FSSAI (Food Safety and Standards Authority of India) has developed detailed and specific requirements to be followed by all FBOs (Food Beverage Operators) which includes bakery industries as well. For distribution and storage, FSSAI has divided requirements into five buckets i.e., Design & Facilities, Control of Operation, Maintenance & Sanitation, Personal Hygiene and Training & Complaint Handling.

We will understand all five requirements in detail:
Transportation Requirements
Design of the Vehicle: It’s important to ensure stock is transported in a controlled way which includes vehicle must be covered properly so the stock is free from contaminants like dust, dirt, infestation and other foreign materials and prevented from bad weather. The design & construction of transport vehicle must permit adequate maintenance, cleaning, storage of food and bar entry or harborage to pests.
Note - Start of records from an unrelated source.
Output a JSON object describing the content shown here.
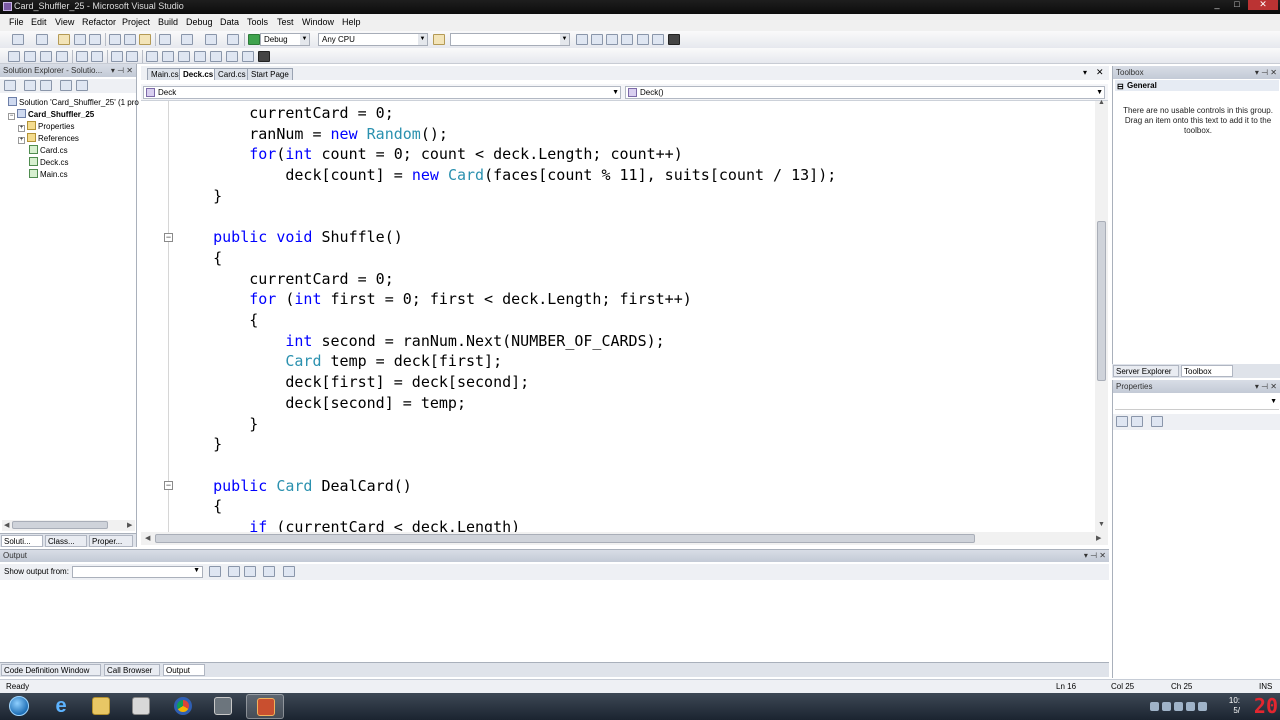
{
  "window": {
    "title": "Card_Shuffler_25 - Microsoft Visual Studio",
    "controls": [
      "_",
      "□",
      "✕"
    ]
  },
  "menu": [
    "File",
    "Edit",
    "View",
    "Refactor",
    "Project",
    "Build",
    "Debug",
    "Data",
    "Tools",
    "Test",
    "Window",
    "Help"
  ],
  "toolbar": {
    "configuration": "Debug",
    "platform": "Any CPU"
  },
  "solution_explorer": {
    "header": "Solution Explorer - Solutio...",
    "tree": [
      {
        "label": "Solution 'Card_Shuffler_25' (1 pro",
        "icon": "solution-icon"
      },
      {
        "label": "Card_Shuffler_25",
        "icon": "project-icon"
      },
      {
        "label": "Properties",
        "icon": "folder-icon"
      },
      {
        "label": "References",
        "icon": "folder-icon"
      },
      {
        "label": "Card.cs",
        "icon": "cs-file-icon"
      },
      {
        "label": "Deck.cs",
        "icon": "cs-file-icon"
      },
      {
        "label": "Main.cs",
        "icon": "cs-file-icon"
      }
    ],
    "tabs": [
      "Soluti...",
      "Class...",
      "Proper..."
    ]
  },
  "editor": {
    "tabs": [
      "Main.cs",
      "Deck.cs",
      "Card.cs",
      "Start Page"
    ],
    "active_tab": "Deck.cs",
    "type_dropdown": "Deck",
    "member_dropdown": "Deck()",
    "code_lines": [
      [
        {
          "t": "        currentCard = 0;",
          "c": ""
        }
      ],
      [
        {
          "t": "        ranNum = ",
          "c": ""
        },
        {
          "t": "new",
          "c": "kw"
        },
        {
          "t": " ",
          "c": ""
        },
        {
          "t": "Random",
          "c": "ty"
        },
        {
          "t": "();",
          "c": ""
        }
      ],
      [
        {
          "t": "        ",
          "c": ""
        },
        {
          "t": "for",
          "c": "kw"
        },
        {
          "t": "(",
          "c": ""
        },
        {
          "t": "int",
          "c": "kw"
        },
        {
          "t": " count = 0; count < deck.Length; count++)",
          "c": ""
        }
      ],
      [
        {
          "t": "            deck[count] = ",
          "c": ""
        },
        {
          "t": "new",
          "c": "kw"
        },
        {
          "t": " ",
          "c": ""
        },
        {
          "t": "Card",
          "c": "ty"
        },
        {
          "t": "(faces[count % 11], suits[count / 13]);",
          "c": ""
        }
      ],
      [
        {
          "t": "    }",
          "c": ""
        }
      ],
      [
        {
          "t": "",
          "c": ""
        }
      ],
      [
        {
          "t": "    ",
          "c": ""
        },
        {
          "t": "public",
          "c": "kw"
        },
        {
          "t": " ",
          "c": ""
        },
        {
          "t": "void",
          "c": "kw"
        },
        {
          "t": " Shuffle()",
          "c": ""
        }
      ],
      [
        {
          "t": "    {",
          "c": ""
        }
      ],
      [
        {
          "t": "        currentCard = 0;",
          "c": ""
        }
      ],
      [
        {
          "t": "        ",
          "c": ""
        },
        {
          "t": "for",
          "c": "kw"
        },
        {
          "t": " (",
          "c": ""
        },
        {
          "t": "int",
          "c": "kw"
        },
        {
          "t": " first = 0; first < deck.Length; first++)",
          "c": ""
        }
      ],
      [
        {
          "t": "        {",
          "c": ""
        }
      ],
      [
        {
          "t": "            ",
          "c": ""
        },
        {
          "t": "int",
          "c": "kw"
        },
        {
          "t": " second = ranNum.Next(NUMBER_OF_CARDS);",
          "c": ""
        }
      ],
      [
        {
          "t": "            ",
          "c": ""
        },
        {
          "t": "Card",
          "c": "ty"
        },
        {
          "t": " temp = deck[first];",
          "c": ""
        }
      ],
      [
        {
          "t": "            deck[first] = deck[second];",
          "c": ""
        }
      ],
      [
        {
          "t": "            deck[second] = temp;",
          "c": ""
        }
      ],
      [
        {
          "t": "        }",
          "c": ""
        }
      ],
      [
        {
          "t": "    }",
          "c": ""
        }
      ],
      [
        {
          "t": "",
          "c": ""
        }
      ],
      [
        {
          "t": "    ",
          "c": ""
        },
        {
          "t": "public",
          "c": "kw"
        },
        {
          "t": " ",
          "c": ""
        },
        {
          "t": "Card",
          "c": "ty"
        },
        {
          "t": " DealCard()",
          "c": ""
        }
      ],
      [
        {
          "t": "    {",
          "c": ""
        }
      ],
      [
        {
          "t": "        ",
          "c": ""
        },
        {
          "t": "if",
          "c": "kw"
        },
        {
          "t": " (currentCard < deck.Length)",
          "c": ""
        }
      ]
    ],
    "colors": {
      "keyword": "#0000ff",
      "type": "#2b91af",
      "text": "#000000"
    }
  },
  "output": {
    "header": "Output",
    "show_label": "Show output from:",
    "tabs": [
      "Code Definition Window",
      "Call Browser",
      "Output"
    ]
  },
  "toolbox": {
    "header": "Toolbox",
    "group": "General",
    "empty_text": "There are no usable controls in this group. Drag an item onto this text to add it to the toolbox.",
    "tabs": [
      "Server Explorer",
      "Toolbox"
    ]
  },
  "properties": {
    "header": "Properties"
  },
  "status": {
    "ready": "Ready",
    "ln": "Ln 16",
    "col": "Col 25",
    "ch": "Ch 25",
    "ins": "INS"
  },
  "taskbar": {
    "apps": [
      "internet-explorer-icon",
      "file-explorer-icon",
      "media-player-icon",
      "chrome-icon",
      "video-capture-icon",
      "visual-studio-icon"
    ],
    "clock_time": "10:",
    "clock_date": "5/",
    "overlay": "20"
  }
}
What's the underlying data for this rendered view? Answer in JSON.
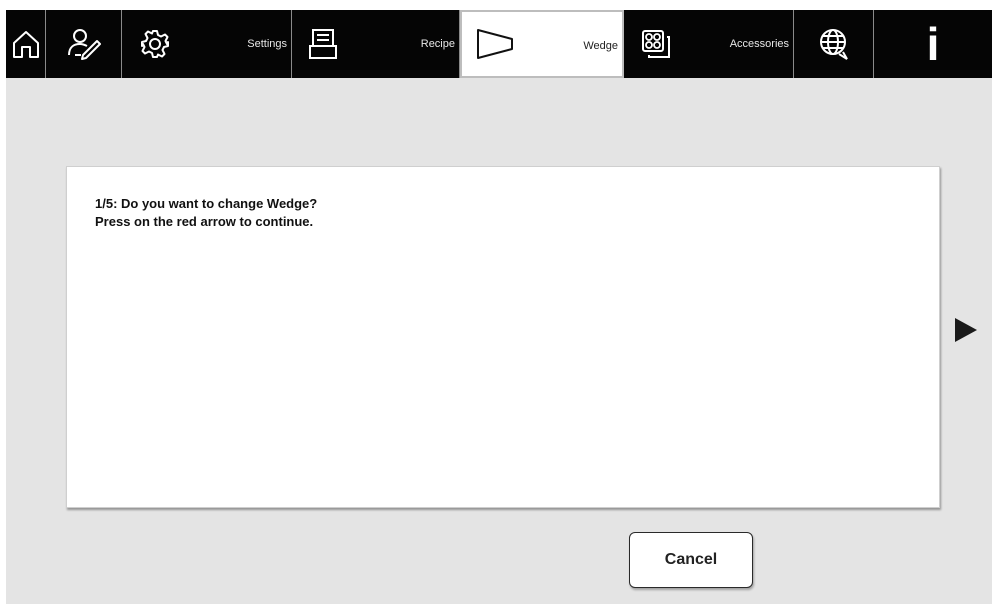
{
  "topbar": {
    "items": [
      {
        "icon": "home-icon",
        "label": ""
      },
      {
        "icon": "user-edit-icon",
        "label": ""
      },
      {
        "icon": "gear-icon",
        "label": "Settings"
      },
      {
        "icon": "recipe-icon",
        "label": "Recipe"
      },
      {
        "icon": "wedge-icon",
        "label": "Wedge",
        "active": true
      },
      {
        "icon": "accessories-icon",
        "label": "Accessories"
      },
      {
        "icon": "globe-icon",
        "label": ""
      },
      {
        "icon": "info-icon",
        "label": "i"
      }
    ]
  },
  "dialog": {
    "line1": "1/5: Do you want to change Wedge?",
    "line2": "Press on the red arrow to continue."
  },
  "next_arrow": {
    "icon": "play-arrow-icon"
  },
  "cancel": {
    "label": "Cancel"
  }
}
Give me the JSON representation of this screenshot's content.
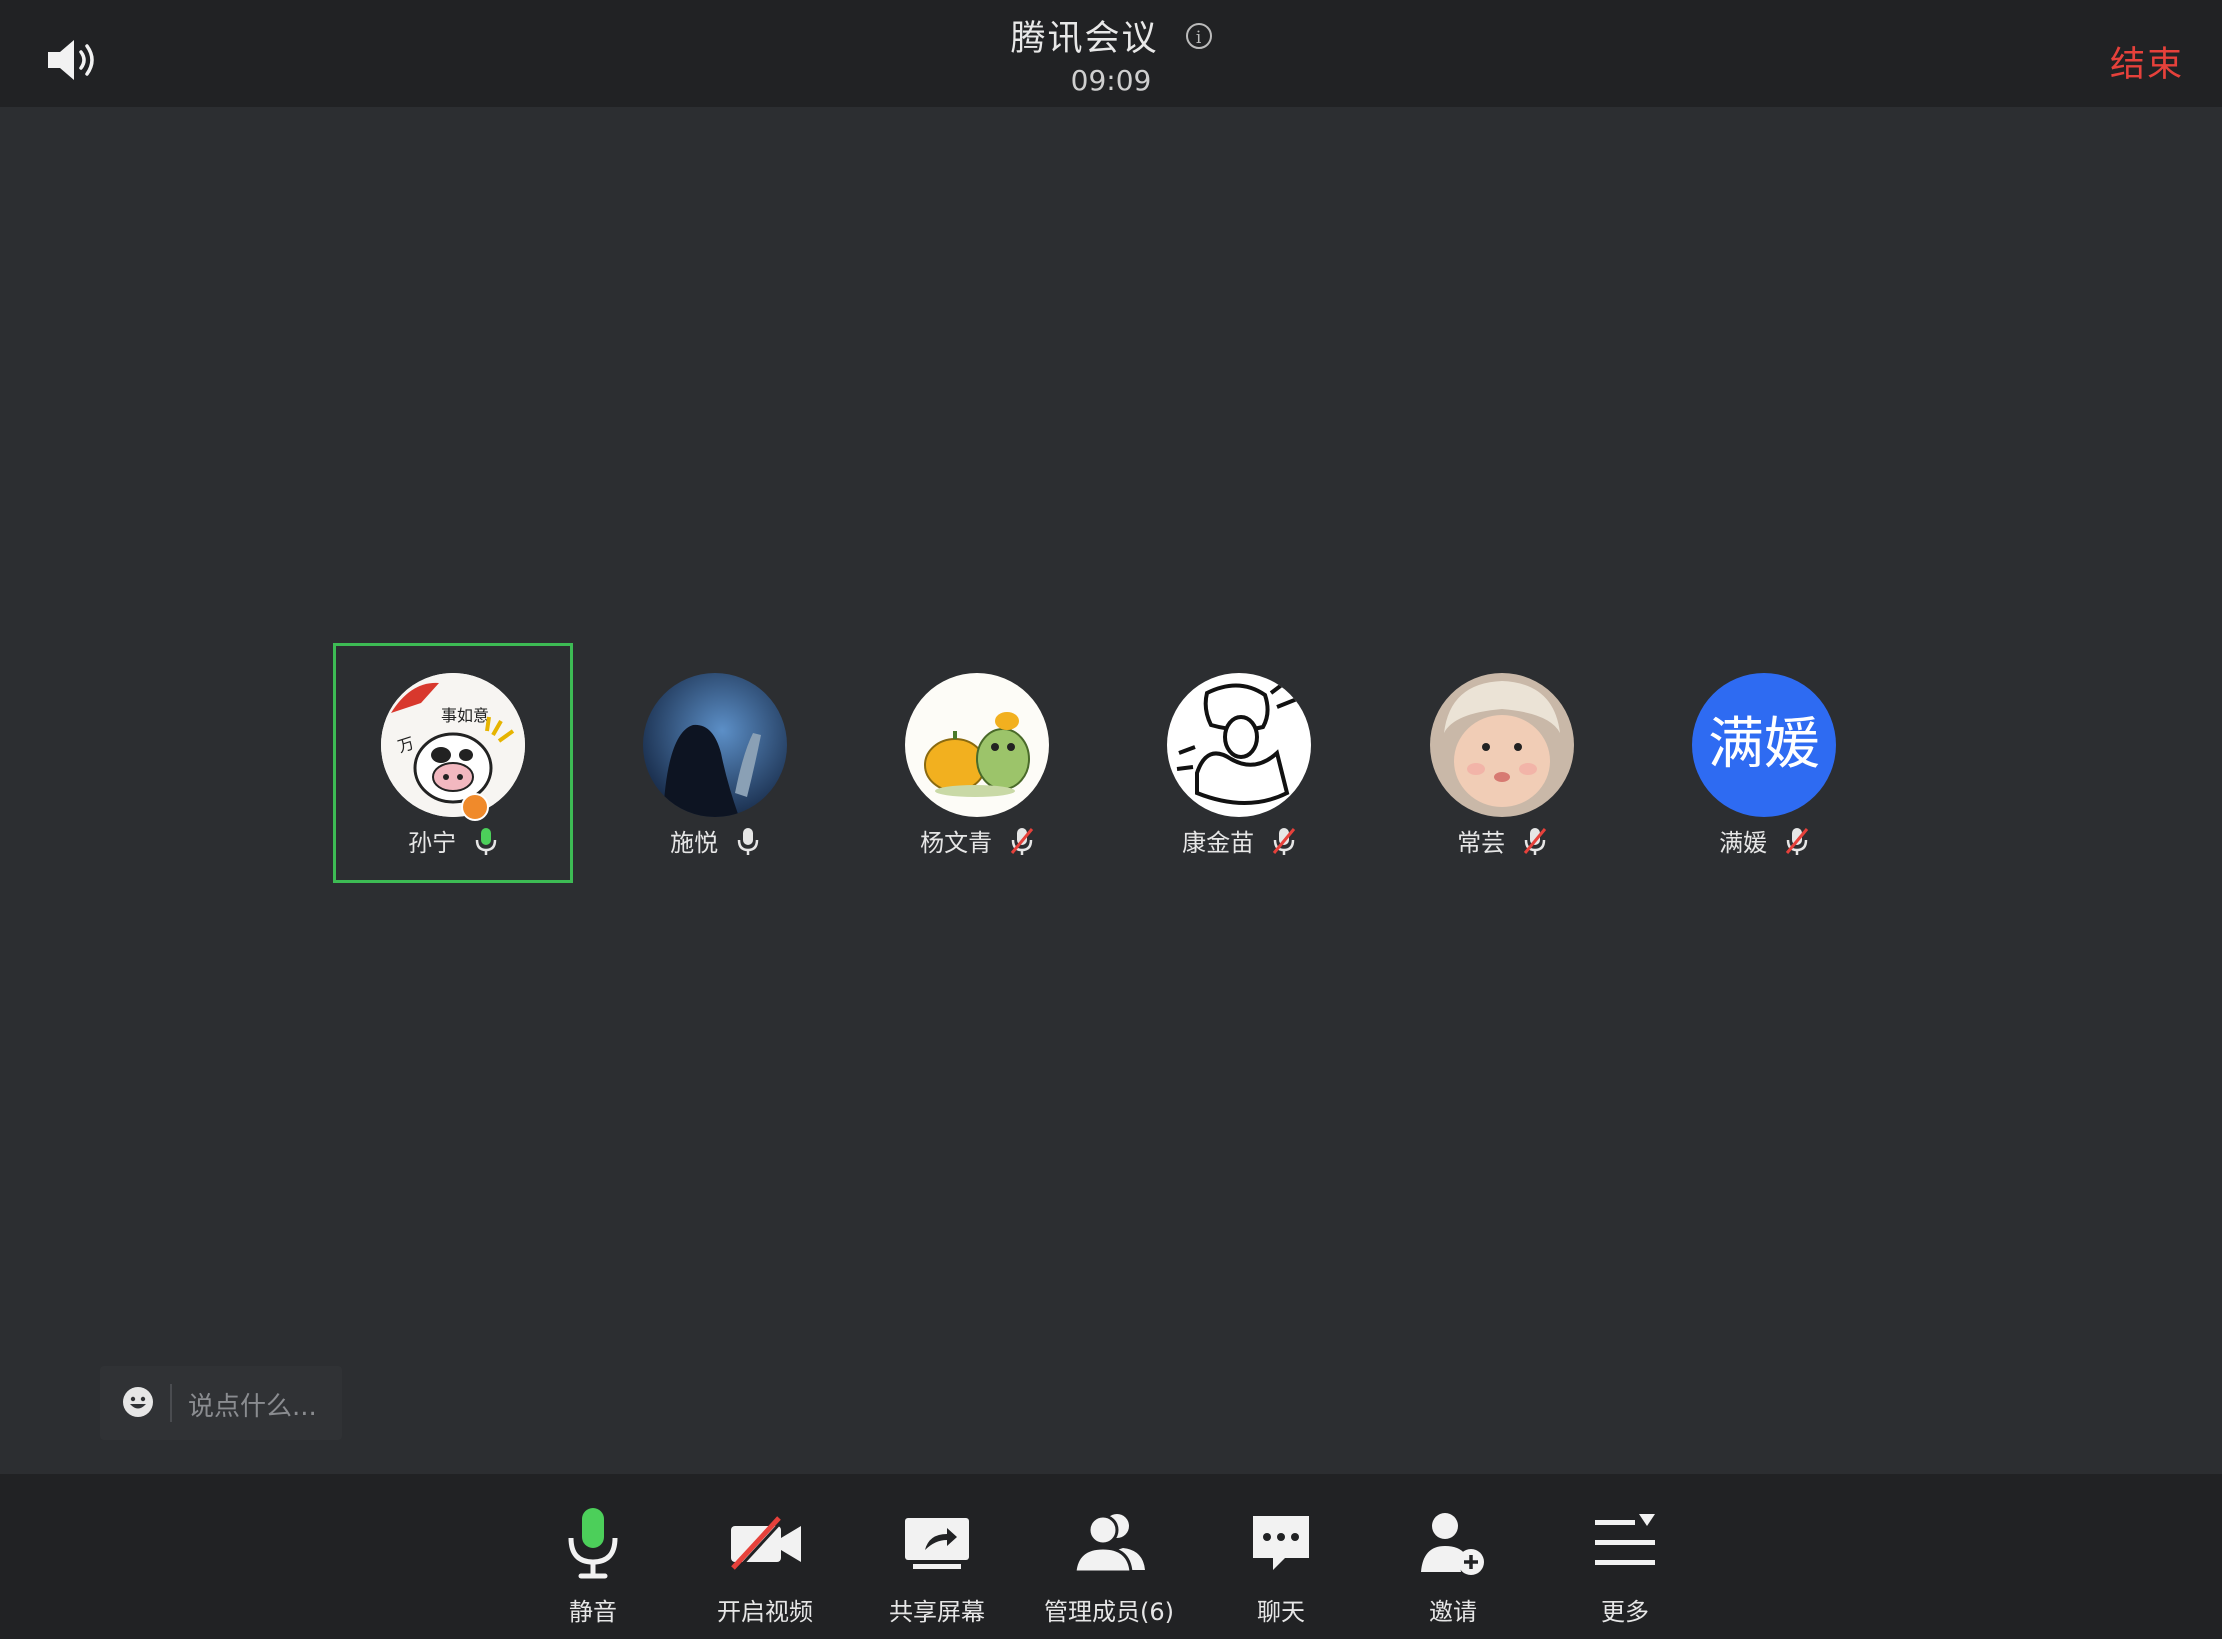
{
  "header": {
    "title": "腾讯会议",
    "timer": "09:09",
    "end_label": "结束",
    "speaker_icon": "speaker-icon",
    "info_icon": "info-icon",
    "accent_end": "#e6413b"
  },
  "participants": [
    {
      "name": "孙宁",
      "mic": "active",
      "avatar": "cow-sticker",
      "host": true,
      "speaking": true
    },
    {
      "name": "施悦",
      "mic": "on",
      "avatar": "photo"
    },
    {
      "name": "杨文青",
      "mic": "muted",
      "avatar": "frog-pumpkin"
    },
    {
      "name": "康金苗",
      "mic": "muted",
      "avatar": "sketch"
    },
    {
      "name": "常芸",
      "mic": "muted",
      "avatar": "baby-photo"
    },
    {
      "name": "满媛",
      "mic": "muted",
      "avatar": "initials",
      "initials": "满媛"
    }
  ],
  "chat": {
    "placeholder": "说点什么..."
  },
  "toolbar": {
    "items": [
      {
        "label": "静音",
        "icon": "microphone-icon"
      },
      {
        "label": "开启视频",
        "icon": "video-off-icon"
      },
      {
        "label": "共享屏幕",
        "icon": "share-screen-icon"
      },
      {
        "label": "管理成员(6)",
        "icon": "members-icon"
      },
      {
        "label": "聊天",
        "icon": "chat-icon"
      },
      {
        "label": "邀请",
        "icon": "invite-icon"
      },
      {
        "label": "更多",
        "icon": "more-icon"
      }
    ]
  },
  "colors": {
    "speaking_outline": "#3dbb54",
    "mic_active": "#4ccf5a",
    "mic_muted": "#e6413b",
    "initial_avatar_bg": "#2e6bf2"
  }
}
Transport vehicle should be equipped to achieve & maintain the required temperature, wherever required and designed in a way that allows monitoring the temperature from outside. To avoid exposure to external weather conditions and pilferage, the vehicle must have proper locking/ sealing facility.

Operational Control: The transporter must have FSSAI licence for transporting breads. Before loading the stock, vehicle must be inspected for debris, dust, previous loads, pest activity and other non-food or hazardous items (record of this inspection must be maintained as Food Safety Officer-FSO may check the same at the time of visit). Hazardous material like chemicals, fuels, flammable materials must not be transported with food material as this may lead to chemical hazards to the product and in case of mixed food load, materials must be compartmentalised to prevent cross contamination. For smaller companies it will not be possible to have a dedicated vehicle so it’s possible to use random vehicles for transportation but if a vehicle is changed from transporting non-food products to transporting food products, proper cleaning is conducted to avoid contamination of food and record of this activity must be maintained.

Maintenance and Sanitation: The interior of vehicle should be kept clean and there are no seepage, cobwebs, dirt, dust and so on that can compromise food safety. The pest control programme for vehicle should also be for available & pest control activities are carried out by trained and experienced personnel (records should be maintained). Foods which become unfit during transportation whether due to temperature abuse or otherwise are identified and disposed of in a manner that precludes the food from being used for human consumption.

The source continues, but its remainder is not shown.